What to know about convalescent plasma

The US Food and Drug Administration issued an emergency use authorization on Sunday for convalescent plasma to treat Covid-19, saying the "known and potential benefits of the product outweigh the known and potential risks of the product." The FDA said more than 70,000 patients had been treated with convalescent plasma, which is made using the blood of people who have recovered from coronavirus infections. There has been a lot of interest in the possibility of convalescent plasma, but questions linger about whether enough research has been done. Earlier this year, the FDA set up a pathway for scientists to try convalescent plasma in patients and study its impact. Thousands of Covid-19 patients have already been treated with plasma. However, as with blood, convalescent plasma is in limited supply and must come from donors. And while there are promising signals from some studies, there is not yet randomized clinical trial data on convalescent plasma to treat coronavirus.

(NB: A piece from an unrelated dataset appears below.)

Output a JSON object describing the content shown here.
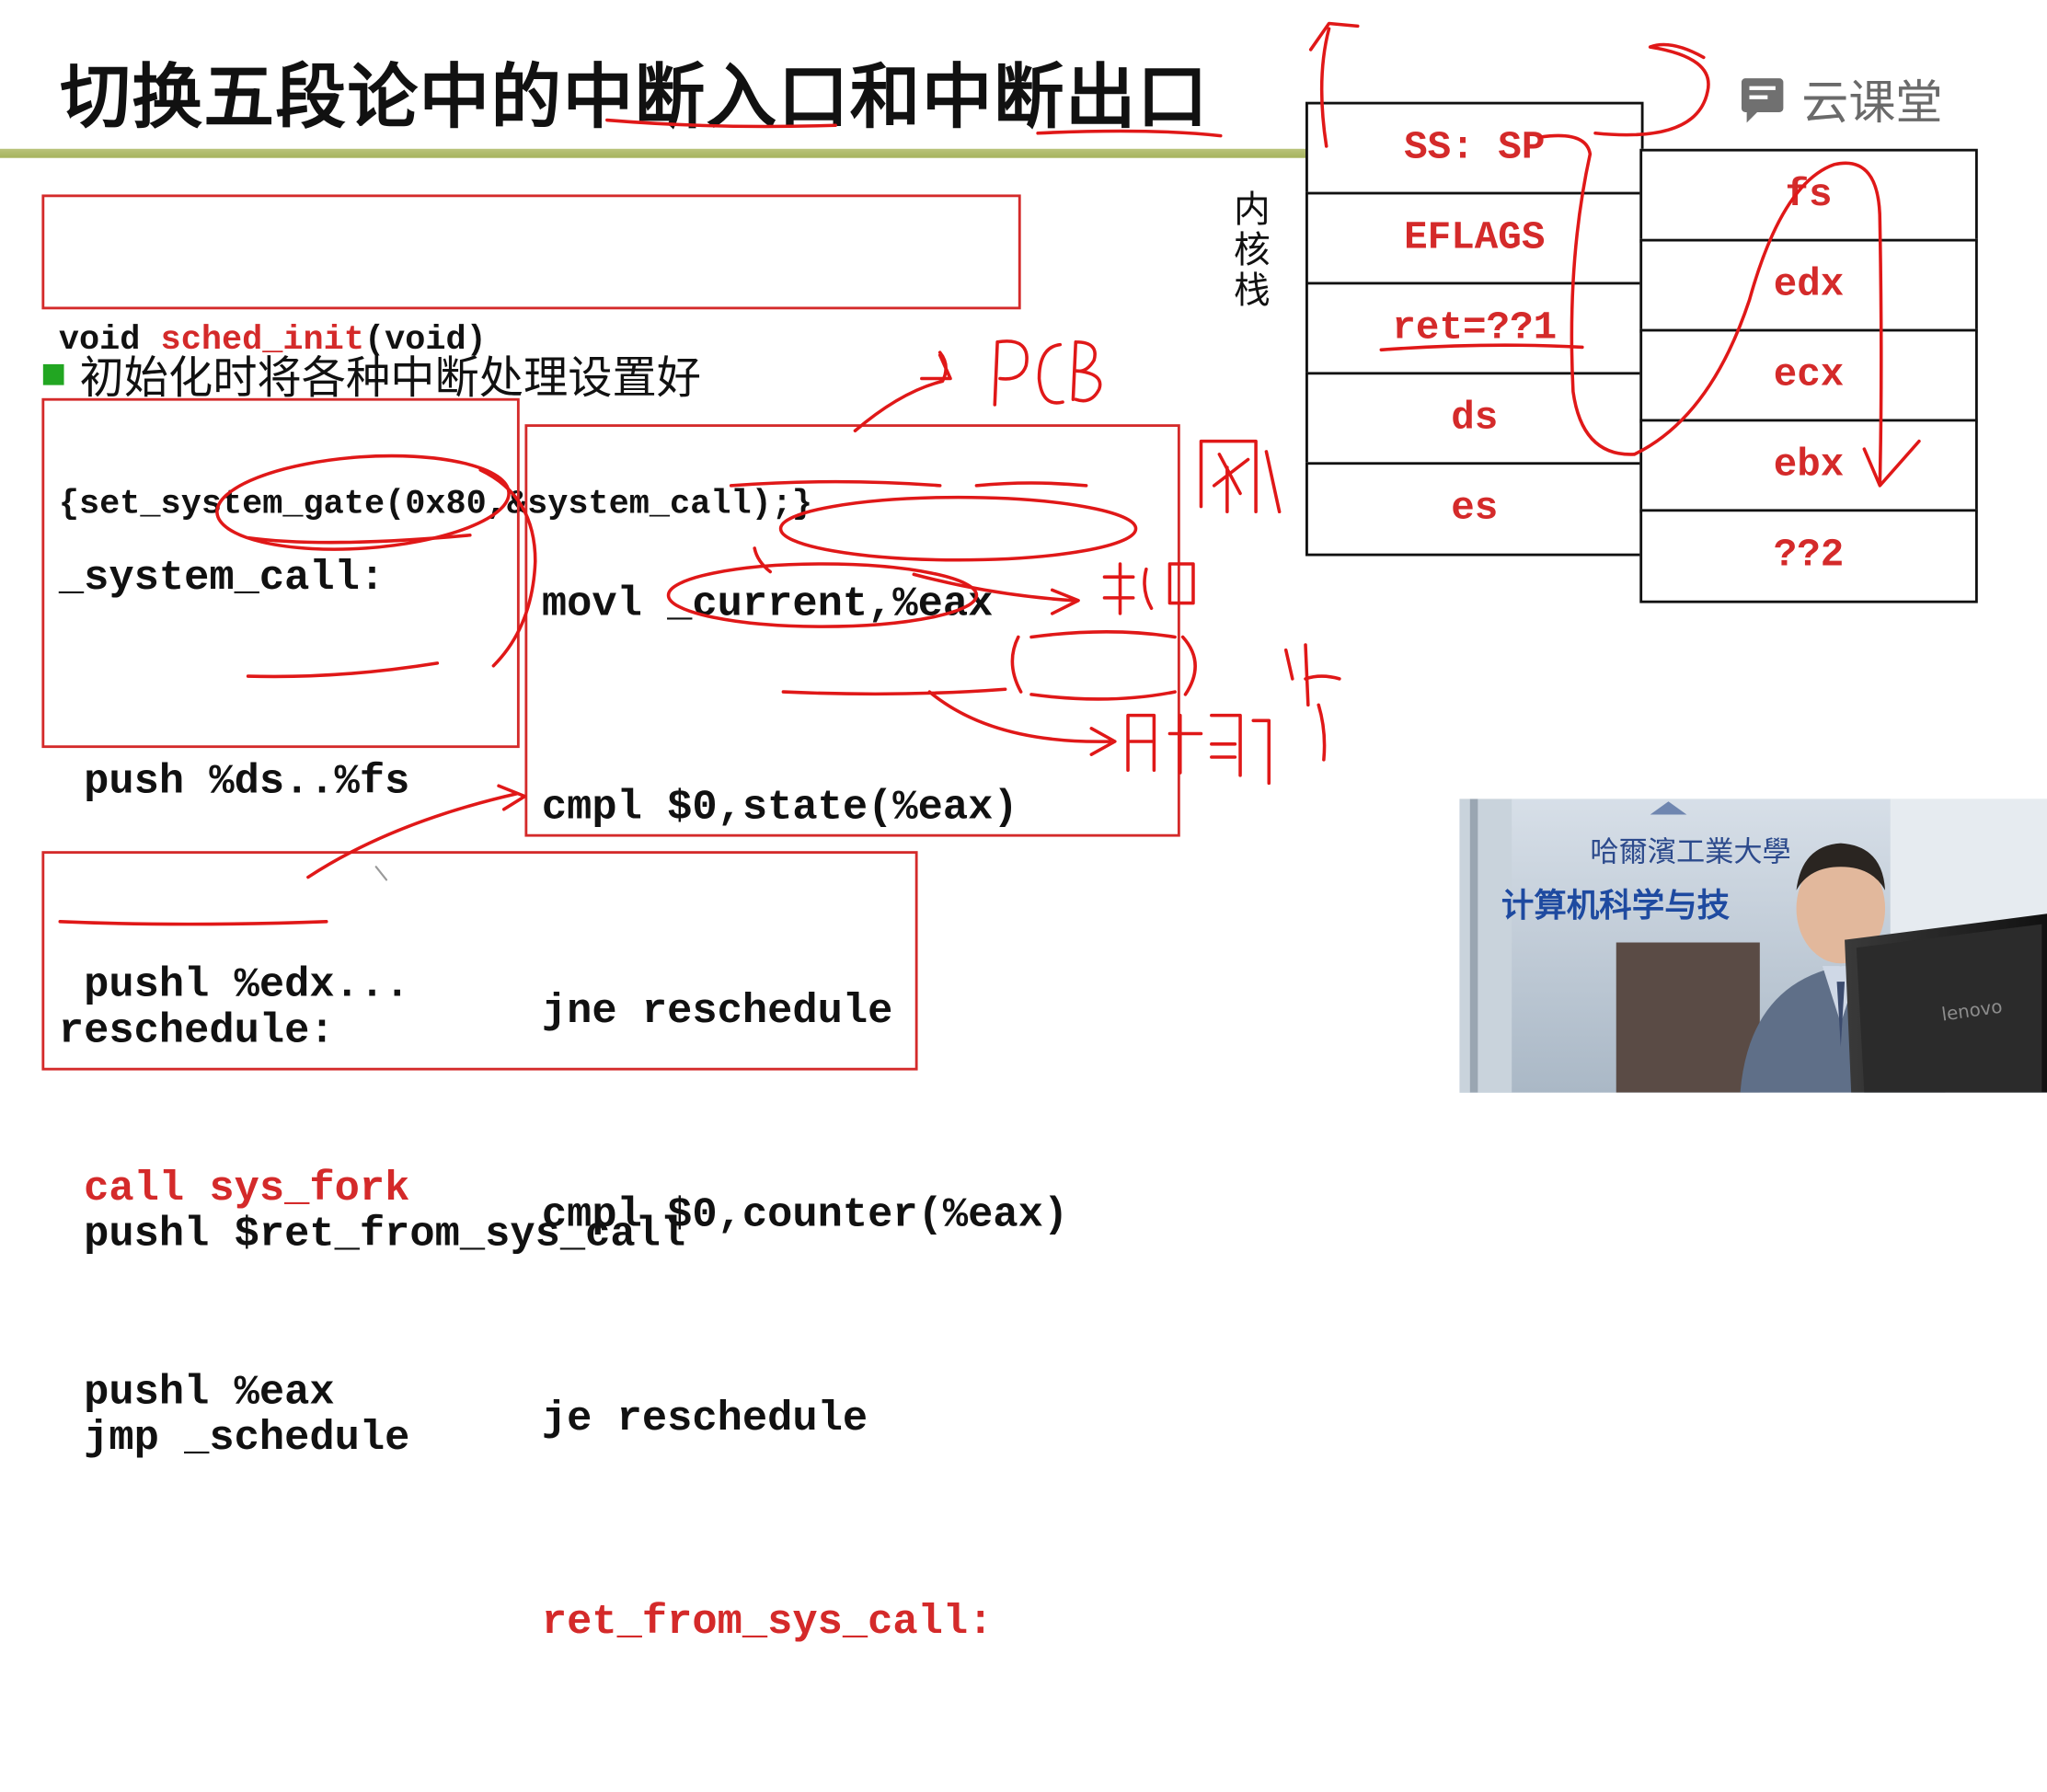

The gold standard in research is a randomized, placebo-controlled clinical trial, which means doctors randomly choose who gets the treatment and who doesn't, so they can truly tell whether it's the treatment affecting survival and not something else. That, so far, has not been completed.  Dr. Francis Collins, head of the National Institutes of Health; Dr. Anthony Fauci, head of the National Institute of Allergy and Infectious Diseases and Dr. H. Clifford Lane, who works at NIAID, were among government health officials who had been skeptical there was enough data to justify emergency authorization of plasma for Covid-19, according to a knowledgeable source. An EUA can open the treatment to more patients. But it could also limit enrollment in clinical trials that determine whether it's effective.